I'll check out the thread and probably try the snapshot. The problem has been persistent from 21.x to 22.04+ but maybe something is behaving better in recent commits? Thank you!

...Oh, and I have tried restarting (or killing / restarting) dnsmasq from ssh before when this happens, but no dice. This again makes me think that dnsmasq isn't really the issue.

1 Like

If you are connected wireless on 2.4Ghz,then you need to disable ldpc.

2 Likes

Thanks sammo, I will try this out!

1 Like

...although reading through the quoted thread, the issue isn't spontaneous unexplained death over wireless, it is instant death of the entire network caused specifically by and only in the midst of higher-bandwidth traffic to / from a specific client (edit: while connected to another client over RDP - it's only those circumstances that cause the issue).

I had an Archer C7 v2 that would freeze wireless upon high wired throughput. And it required a reboot to get it operational again.

Try swapping them (make backups, then cross restore), at least you can rule out hardware after.

1 Like

Hrm. Yeah, I have had two C7 v2s in the same role in the network now with the same outcomes. It sounds like it might be something specific to the hardware. What did you replace your C7 with? I went with a pile of these since they were budget friendly and maybe it's a good idea to try another candidate.

Another C7 v2, still having issues once in a while, but not as bad.

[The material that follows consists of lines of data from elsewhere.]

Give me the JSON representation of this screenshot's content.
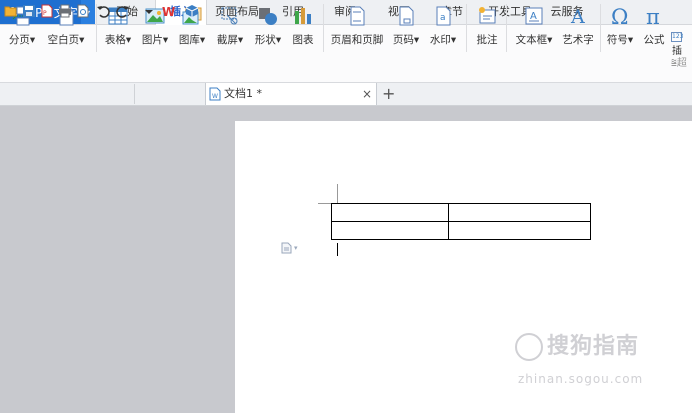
{
  "app": {
    "logo": "W",
    "title": "WPS 文字",
    "dropdown_glyph": "▾"
  },
  "menu": {
    "tabs": [
      "开始",
      "插入",
      "页面布局",
      "引用",
      "审阅",
      "视图",
      "章节",
      "开发工具",
      "云服务"
    ],
    "active": "插入"
  },
  "ribbon": {
    "buttons": [
      {
        "label": "分页",
        "icon": "page-break-icon"
      },
      {
        "label": "空白页",
        "icon": "blank-page-icon"
      },
      {
        "label": "表格",
        "icon": "table-icon"
      },
      {
        "label": "图片",
        "icon": "picture-icon"
      },
      {
        "label": "图库",
        "icon": "gallery-icon"
      },
      {
        "label": "截屏",
        "icon": "screenshot-icon"
      },
      {
        "label": "形状",
        "icon": "shapes-icon"
      },
      {
        "label": "图表",
        "icon": "chart-icon"
      },
      {
        "label": "页眉和页脚",
        "icon": "header-footer-icon"
      },
      {
        "label": "页码",
        "icon": "page-number-icon"
      },
      {
        "label": "水印",
        "icon": "watermark-icon"
      },
      {
        "label": "批注",
        "icon": "comment-icon"
      },
      {
        "label": "文本框",
        "icon": "textbox-icon"
      },
      {
        "label": "艺术字",
        "icon": "wordart-icon"
      },
      {
        "label": "符号",
        "icon": "symbol-icon"
      },
      {
        "label": "公式",
        "icon": "formula-icon"
      }
    ],
    "dropdown_suffix": "▾",
    "overflow_labels": [
      "插",
      "超"
    ]
  },
  "quick_access": {
    "icons": [
      "open-folder-icon",
      "save-icon",
      "export-pdf-icon",
      "print-icon",
      "print-preview-icon",
      "undo-icon",
      "redo-icon",
      "customize-icon",
      "wps-logo-icon",
      "cloud-box-icon"
    ]
  },
  "document_tab": {
    "label": "文档1 *",
    "close_glyph": "×",
    "add_glyph": "+"
  },
  "document": {
    "table": {
      "rows": 2,
      "cols": 2,
      "cells": [
        [
          "",
          ""
        ],
        [
          "",
          ""
        ]
      ]
    },
    "paste_options_glyph": "▾"
  },
  "watermark": {
    "text": "搜狗指南",
    "url": "zhinan.sogou.com"
  },
  "colors": {
    "accent": "#1e6fd0",
    "active_tab_text": "#2a62c9",
    "workspace": "#c8c9ce"
  }
}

So after bigsmile mentioned the same issues with their C7 v2 (or v2s), I decided to try another OpenWRT router entirely as the "main router" with LAN-connected machines etc., and after perusing the hardware rec forums, ultimately went with a Netgear WAX206. With the WAX206 in place, so far, I can senselessly beat on the same Windows machine with the same LAN connection in the same situations and applications that would nearly always cause a wifi crash over RDP with one of my C7 v2s in that role, and it's seeming totally solid with the Netgear, no crashes wirelessly RDPing in over Linux or macOS so far. The WAX206 is running a snapshot build of OpenWRT so it's impossible to know if the problem is truly the C7 v2 hardware in the main-router role or if it's some fix in OpenWRT in a more recent build of 22.03. I will report back after a few weeks (and also a chance to try beating up on RDPing into the same machine over one of the mesh APs, which are still C7 v2s), but mostly I wanted to update this in case anyone else is experiencing similar symptoms in future - it might be worth trying a completely different router. The WAX206 is def more expensive than the C7 but it's hardly a billion dollars, and it has a lot more RAM and flash breathing room plus the MediaTek chips that seem to enjoy somewhat better support generally under OpenWRT.

1 Like

99.99999% sure it’s because of the ct-firmware. Replace it with the non-ct firmware and I’ll bet things will automagically work.